Com essa nova declaração, os diretores executivos se comprometem em liderar as suas empresas em benefício de todas as partes interessadas, a saber: clientes, empregados, fornecedores e toda a comunidade de referência. Sobre a notícia, pedimos um comentário do economista Stefano Zamagni.
Zamagni é economista italiano, professor da Universidade de Bolonha, na Itália, e presidente da Pontifícia Academia das Ciências Sociais. É autor de inúmeros livros, incluindo, em português, “Economia civil: eficiência, equidade e felicidade” (Ed. Cidade Nova, 2010), em coautoria com Luigino Bruni.

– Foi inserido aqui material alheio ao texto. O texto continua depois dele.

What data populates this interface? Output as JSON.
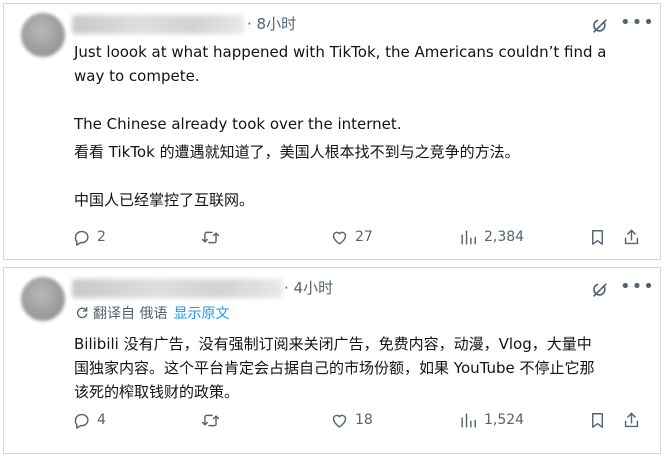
{
  "posts": [
    {
      "time": "· 8小时",
      "text_en": "Just loook at what happened with TikTok, the Americans couldn’t find a\nway to compete.\n\nThe Chinese already took over the internet.",
      "text_zh": "看看 TikTok 的遭遇就知道了，美国人根本找不到与之竞争的方法。\n\n中国人已经掌控了互联网。",
      "stats": {
        "replies": "2",
        "retweets": "",
        "likes": "27",
        "views": "2,384"
      }
    },
    {
      "time": "· 4小时",
      "translation": {
        "note": "翻译自 俄语",
        "show_original": "显示原文"
      },
      "text": "Bilibili 没有广告，没有强制订阅来关闭广告，免费内容，动漫，Vlog，大量中\n国独家内容。这个平台肯定会占据自己的市场份额，如果 YouTube 不停止它那\n该死的榨取钱财的政策。",
      "stats": {
        "replies": "4",
        "retweets": "",
        "likes": "18",
        "views": "1,524"
      }
    }
  ],
  "icons": [
    "grok-icon",
    "more-icon",
    "reply-icon",
    "retweet-icon",
    "like-icon",
    "views-icon",
    "bookmark-icon",
    "share-icon",
    "translate-icon"
  ],
  "colors": {
    "text": "#0f1419",
    "secondary": "#536471",
    "link": "#1d9bf0",
    "border": "#cfd9de"
  }
}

O artigo é publicado por Settimana News, 22-08-2019. A tradução é de Moisés Sbardelotto.
A notícia de que 200 das principais empresas de Wall Street e gigantes financeiros como JP Morgan, Amazon, BlackRock e General Motors publicaram um documento nos qual se convocam as empresas a não buscarem apenas o aumento dos lucros dos acionistas é boa. Porém, não é totalmente inesperada.

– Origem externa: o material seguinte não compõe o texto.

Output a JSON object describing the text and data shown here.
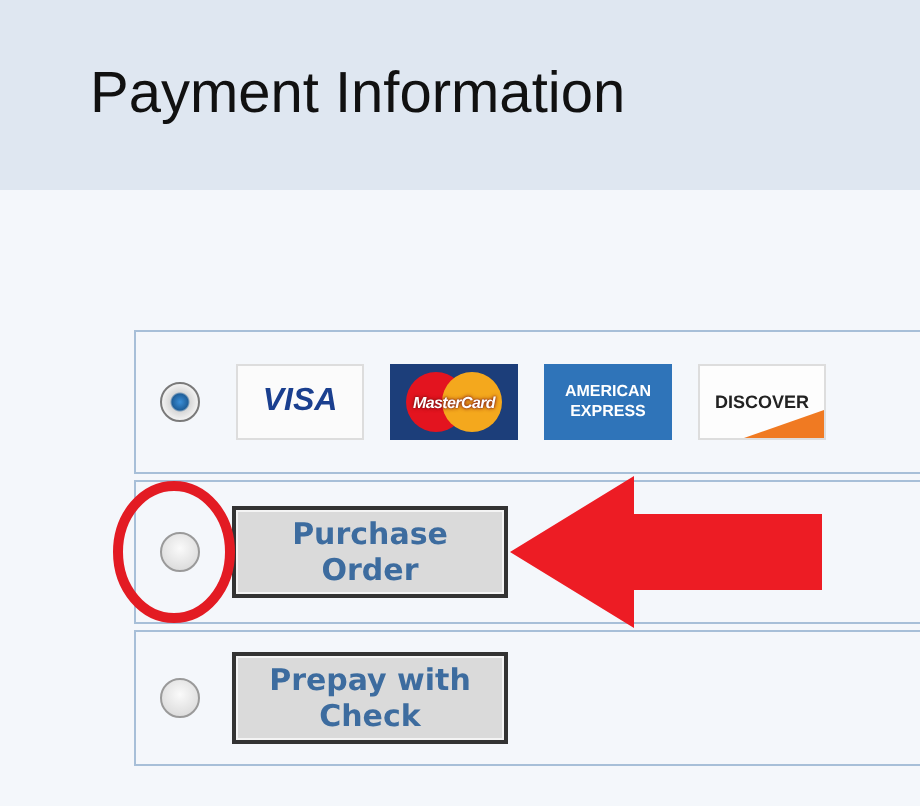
{
  "header": {
    "title": "Payment Information"
  },
  "options": [
    {
      "kind": "cards",
      "selected": true,
      "highlighted": false,
      "cards": [
        {
          "kind": "visa",
          "label": "VISA"
        },
        {
          "kind": "mastercard",
          "label": "MasterCard"
        },
        {
          "kind": "amex",
          "label": "AMERICAN EXPRESS"
        },
        {
          "kind": "discover",
          "label": "DISCOVER"
        }
      ]
    },
    {
      "kind": "button",
      "selected": false,
      "highlighted": true,
      "label": "Purchase Order"
    },
    {
      "kind": "button",
      "selected": false,
      "highlighted": false,
      "label": "Prepay with Check"
    }
  ]
}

Há algum tempo, de fato, há pelo menos 10 anos, no mundo anglo-saxão, vão se difundindo posicionamentos desse teor. Há menos de um ano, por exemplo, o maior fundo de investimento dos EUA enviou uma carta com um conteúdo muito semelhante aos seus acionistas.
A notícia faz jus à concepção ainda dominante, segundo a qual as empresas só existem apenas para promover o interesse dos próprios acionistas. A ideia de maximizar o lucro é um pilar fundamental do pensamento liberal e neoliberal, que é o paradigma ainda dominante no campo econômico. Assim, encontrar 200 grandes empresas que se posicionam contra o mito do chamado “primado do acionista” é uma notícia que deve ser saudada com interesse.
Obviamente, devemos nos perguntar: como nasceu esse mito do “primado do acionista”? Até os anos 1970, de fato, não era assim... Basta consultar artigos, livros, ensaios escritos antes daqueles anos: a empresa tinha que servir aos interesses da comunidade em que se desenvolvia. Mas hoje ninguém se lembra disso nem evidencia mais. Trata-se, portanto, de um mito que surgiu nos anos 1970 graças ao trabalho de um grupo de economistas acadêmicos norte-americanos (que tinham sua sede em Chicago), que, com os seus escritos e modelos matemáticos, acreditavam ter demonstrado – com base científica – como a empresa que maximiza o lucro, na realidade, promove o bem de toda a comunidade, porque utiliza os recursos do modo mais eficiente, criando o máximo de valor agregado.
Daí o conhecido aforisma segundo o qual, se a maré subir, todos os barcos – até mesmo os menores – subirão em consequência. Se mais valor agregado for produzido, haverá mais para todos.
Durante 50 anos, vivemos à sombra desse mito, alimentado por aquela que assume o nome de “Trickle-Down” Theory, teoria da “recaída favorável” ou do “gotejamento”, segundo a qual quando o líquido (a riqueza) dentro do copo cresce, em certo ponto transborda e escorre para baixo, provocando recaídas favoráveis também sobre os mais pobres.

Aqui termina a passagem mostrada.